David Croft äußerte seine Hoffnung auf Änderungen während eines Auftritts in der Sky Sports F1 Show. Er betonte Sorgen hinsichtlich der Batterieleistung bei der Aufrechterhaltung des Vollgasfahrens über eine komplette Runde und die gesamte Grand-Prix-Distanz. Croft fordert spezifische Anpassungen rechtzeitig vor Silverstone, um die anspruchsvollen Streckenabschnitte zu bewahren. „Ich würde mir wünschen, dass wir das vor Silverstone hinbekommen, denn was ich nicht sehen möchte, ist, dass großartige Kurven wie Maggotts und Becketts unter diesen neuen Regeln leiden, sodass sie keine richtigen Kurven mehr sind“, sagte Croft.
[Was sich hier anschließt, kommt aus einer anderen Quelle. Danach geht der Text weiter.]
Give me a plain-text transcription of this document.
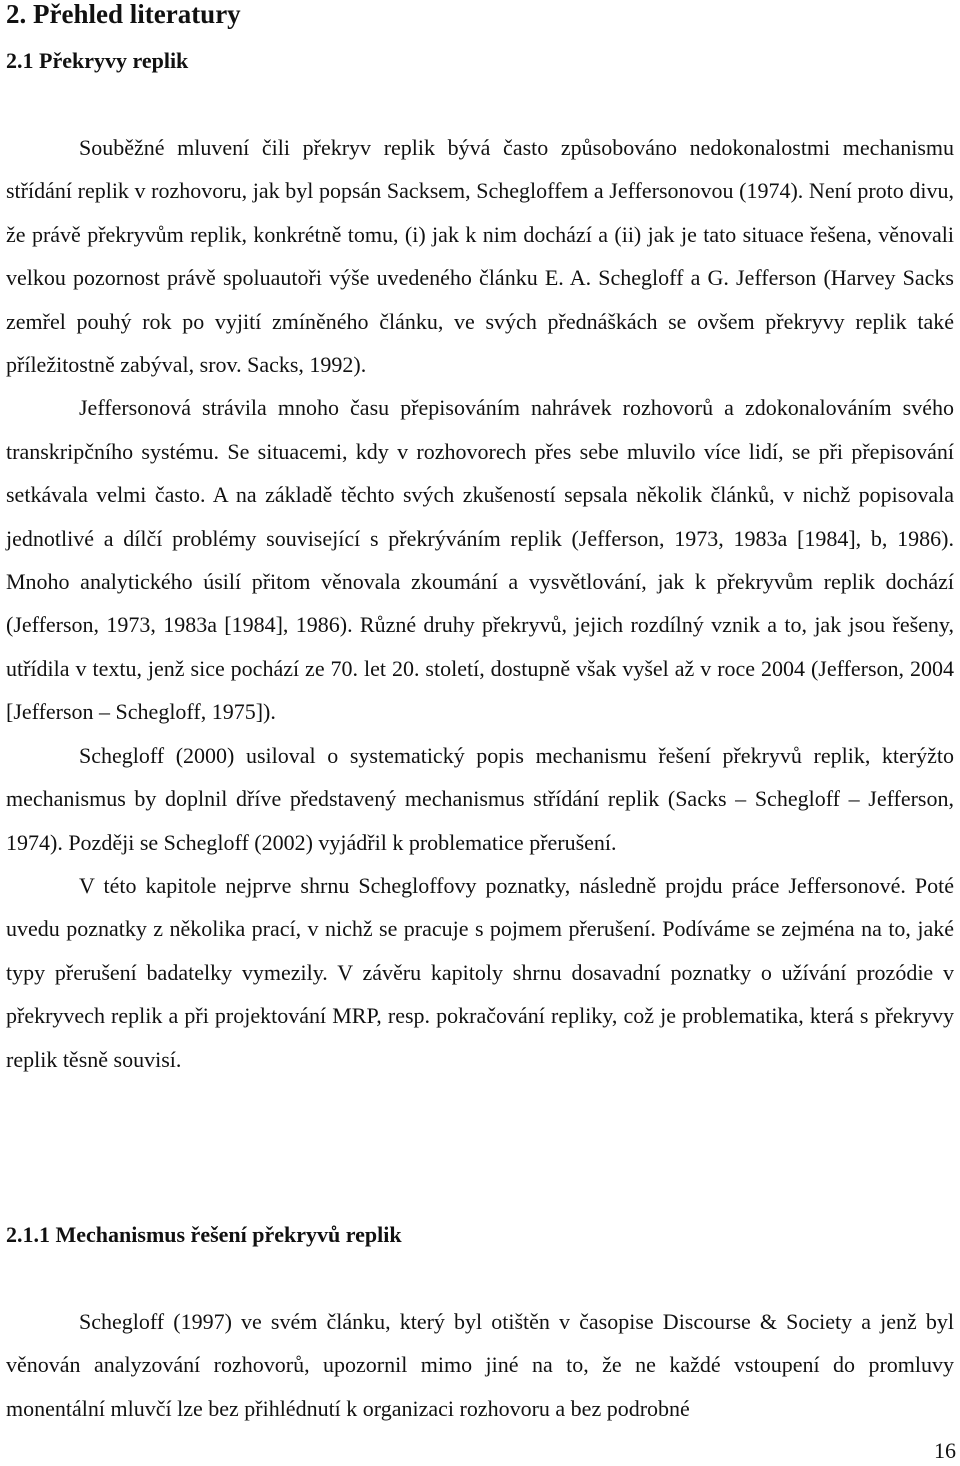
2. Přehled literatury
2.1 Překryvy replik

Souběžné mluvení čili překryv replik bývá často způsobováno nedokonalostmi mechanismu střídání replik v rozhovoru, jak byl popsán Sacksem, Schegloffem a Jeffersonovou (1974). Není proto divu, že právě překryvům replik, konkrétně tomu, (i) jak k nim dochází a (ii) jak je tato situace řešena, věnovali velkou pozornost právě spoluautoři výše uvedeného článku E. A. Schegloff a G. Jefferson (Harvey Sacks zemřel pouhý rok po vyjití zmíněného článku, ve svých přednáškách se ovšem překryvy replik také příležitostně zabýval, srov. Sacks, 1992).

Jeffersonová strávila mnoho času přepisováním nahrávek rozhovorů a zdokonalováním svého transkripčního systému. Se situacemi, kdy v rozhovorech přes sebe mluvilo více lidí, se při přepisování setkávala velmi často. A na základě těchto svých zkušeností sepsala několik článků, v nichž popisovala jednotlivé a dílčí problémy související s překrýváním replik (Jefferson, 1973, 1983a [1984], b, 1986). Mnoho analytického úsilí přitom věnovala zkoumání a vysvětlování, jak k překryvům replik dochází (Jefferson, 1973, 1983a [1984], 1986). Různé druhy překryvů, jejich rozdílný vznik a to, jak jsou řešeny, utřídila v textu, jenž sice pochází ze 70. let 20. století, dostupně však vyšel až v roce 2004 (Jefferson, 2004 [Jefferson – Schegloff, 1975]).

Schegloff (2000) usiloval o systematický popis mechanismu řešení překryvů replik, kterýžto mechanismus by doplnil dříve představený mechanismus střídání replik (Sacks – Schegloff – Jefferson, 1974). Později se Schegloff (2002) vyjádřil k problematice přerušení.

V této kapitole nejprve shrnu Schegloffovy poznatky, následně projdu práce Jeffersonové. Poté uvedu poznatky z několika prací, v nichž se pracuje s pojmem přerušení. Podíváme se zejména na to, jaké typy přerušení badatelky vymezily. V závěru kapitoly shrnu dosavadní poznatky o užívání prozódie v překryvech replik a při projektování MRP, resp. pokračování repliky, což je problematika, která s překryvy replik těsně souvisí.

2.1.1 Mechanismus řešení překryvů replik

Schegloff (1997) ve svém článku, který byl otištěn v časopise Discourse & Society a jenž byl věnován analyzování rozhovorů, upozornil mimo jiné na to, že ne každé vstoupení do promluvy monentální mluvčí lze bez přihlédnutí k organizaci rozhovoru a bez podrobné

16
Die Bedenken resultieren aus Vorfällen wie dem Hochgeschwindigkeitsunfall des Haas-Fahrers Ollie Bearman beim Großen Preis von Japan. Bearman verlor die Kontrolle, nachdem er dem Alpine von Franco Colapinto ausweichen musste, der zu diesem Zeitpunkt Energie zurückgewann. Dieses Beispiel unterstrich die Probleme bei der Energiebereitstellung unter den neuen Regeln. Croft geht davon aus, dass Silverstone diese Probleme insbesondere im Qualifying weiter verdeutlichen wird. Er stellte den Fans die Frage, ob sie Rundenzeiten akzeptieren würden, die zwei Sekunden pro Runde langsamer sind, um den Fokus auf Verbrennungsmotoren zu legen und es den Fahrern zu ermöglichen, am Limit zu fahren.